Last year she was still keeping his son away from him. She has not been in a stable relationship (I lost count) since the two of them broke up. She claims to be in love with EVERYONE that she hooks up with and at one point she even dated MY BROTHER! (Her and my brother used to go to school together). The couple of months that she was in love with my brother was the ONLY time my husband didn’t have a problem seeing his son. My husband didn’t care that my brother messed with his baby mama because we both knew my brother! She went from dating men to women and then back to men again. Constantly moving and changing her cell phone number. Late last year we found out she was a in and out of jail and just had so many issues going on. Needless to say that this was a very unstable environment for the kids and for herself.
My Husband has not seen his son in a month. Ms. Rebound’s cousin called us the other night and filled us in on most of the above. She told my husband “if you have any ounce of love for your son, PLEASE do whatever is necessary to get him”. So after that phone call my husband decides to give Ms. Rebound a call. When she finally answered he confronted her with everything he had just been told. Of course she denied it and refused to tell him where they were staying or what school the child went to. FINALLY, my husband filed a report with the Department of Children Services. Now I have tried to tell him that I’ve had his back since day one but am I wrong for just being TIRED and NOT CARING anymore? It has taken him five years! I’ve put up with her constant disrespect and flat-out bullsh*t. I’m NOT going to leave my husband but I just feel like showing him some tough love and having him handle that all by himself. We currently have the child with us (Temporary Court Order), he calls me mom and I have never treated him any different from my three. I’m just ready for all the drama to be over.

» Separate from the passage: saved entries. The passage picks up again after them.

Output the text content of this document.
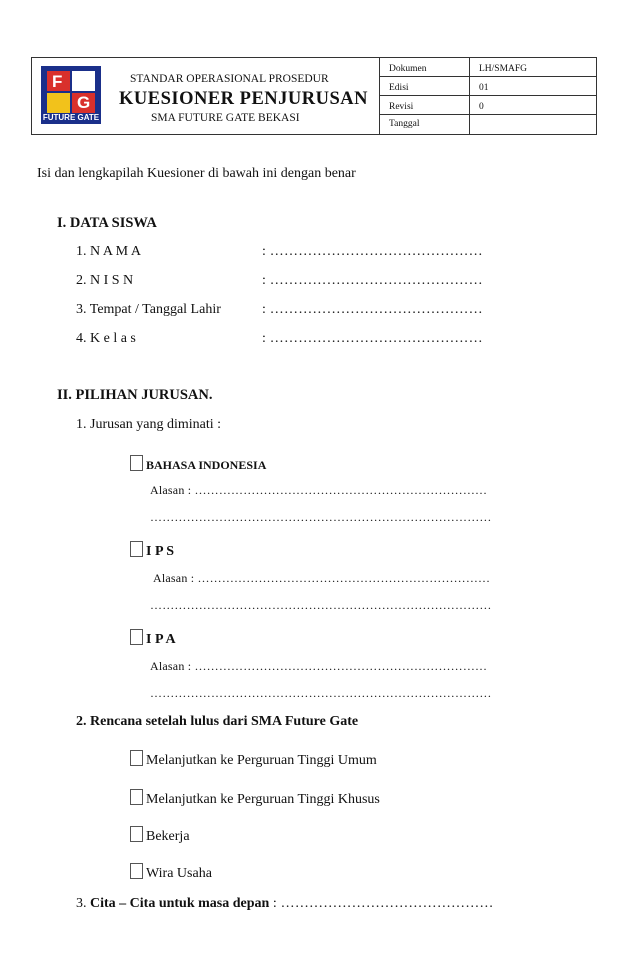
F
G
FUTURE GATE
STANDAR OPERASIONAL PROSEDUR
KUESIONER PENJURUSAN
SMA FUTURE GATE BEKASI
Dokumen	LH/SMAFG
Edisi	01
Revisi	0
Tanggal
Isi dan lengkapilah Kuesioner di bawah ini dengan benar
I. DATA SISWA
1. N A M A	: ………………………………………
2. N I S N	: ………………………………………
3. Tempat / Tanggal Lahir	: ………………………………………
4. K e l a s	: ………………………………………
II. PILIHAN JURUSAN.
1. Jurusan yang diminati :
BAHASA INDONESIA
Alasan : ………………………………………………………………
…………………………………………………………………………
I P S
Alasan : ………………………………………………………………
…………………………………………………………………………
I P A
Alasan : ………………………………………………………………
…………………………………………………………………………
2. Rencana setelah lulus dari SMA Future Gate
Melanjutkan ke Perguruan Tinggi Umum
Melanjutkan ke Perguruan Tinggi Khusus
Bekerja
Wira Usaha
3. Cita – Cita untuk masa depan : ………………………………………
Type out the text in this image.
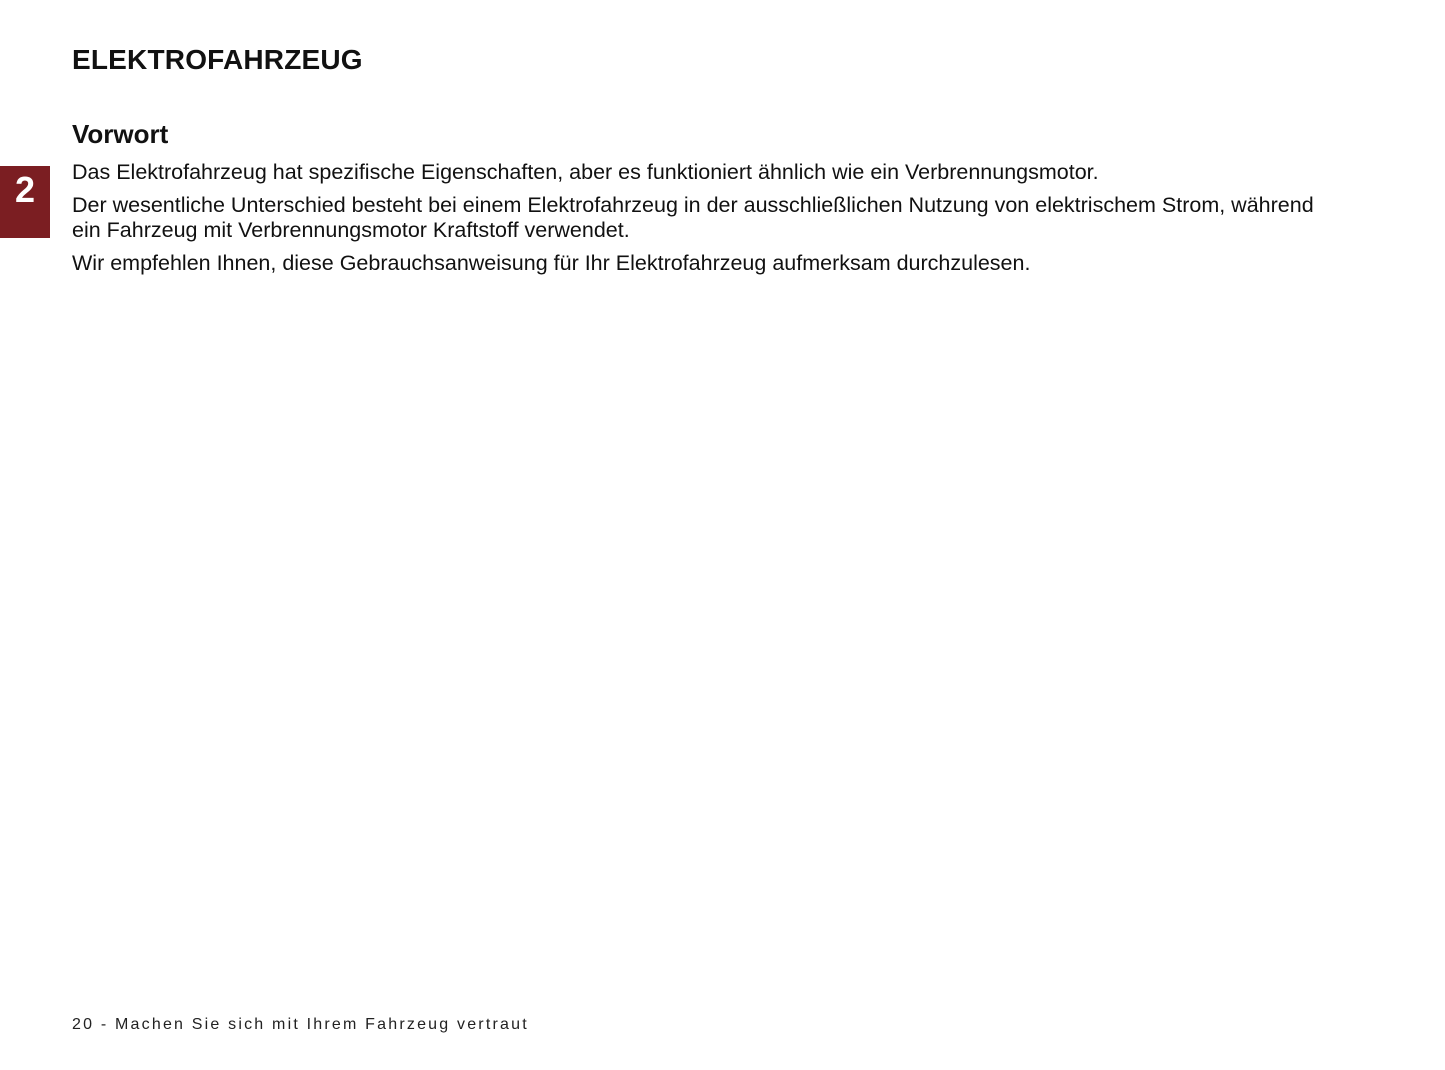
ELEKTROFAHRZEUG
2
Vorwort

Das Elektrofahrzeug hat spezifische Eigenschaften, aber es funktioniert ähnlich wie ein Verbrennungsmotor.

Der wesentliche Unterschied besteht bei einem Elektrofahrzeug in der ausschließlichen Nutzung von elektrischem Strom, während ein Fahrzeug mit Verbrennungsmotor Kraftstoff verwendet.

Wir empfehlen Ihnen, diese Gebrauchsanweisung für Ihr Elektrofahrzeug aufmerksam durchzulesen.

20 - Machen Sie sich mit Ihrem Fahrzeug vertraut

Stephan’s Side Note: Sometimes we are so busy holding on to the past that we can’t even notice the blessings in the present. This woman had not forgiven her husband for how he had handled the situation and for simply having to deal with all of this. Rather than see that finally things could be resolved and that things would be much better, the frustration of the last few years had her prepared to take a position of payback (which she perceived as tough love). Tough Love comes from a good place but the reality is this was coming negative emotions. This would have only caused issues in her marriage and pushed her husband away when he needed her by his side. She should openly and calmly express how she feels to her husband. As a man he has to be willing to acknowledge all her efforts and how this situation has made her feel. Both have to agree to now move in a positive direction together and let Love not frustration guide them. Always address your issues, forgive, and embrace taking a positive approach to your situations. A goal in marriage should be to grow together…not let the unresolved negativity push you two apart.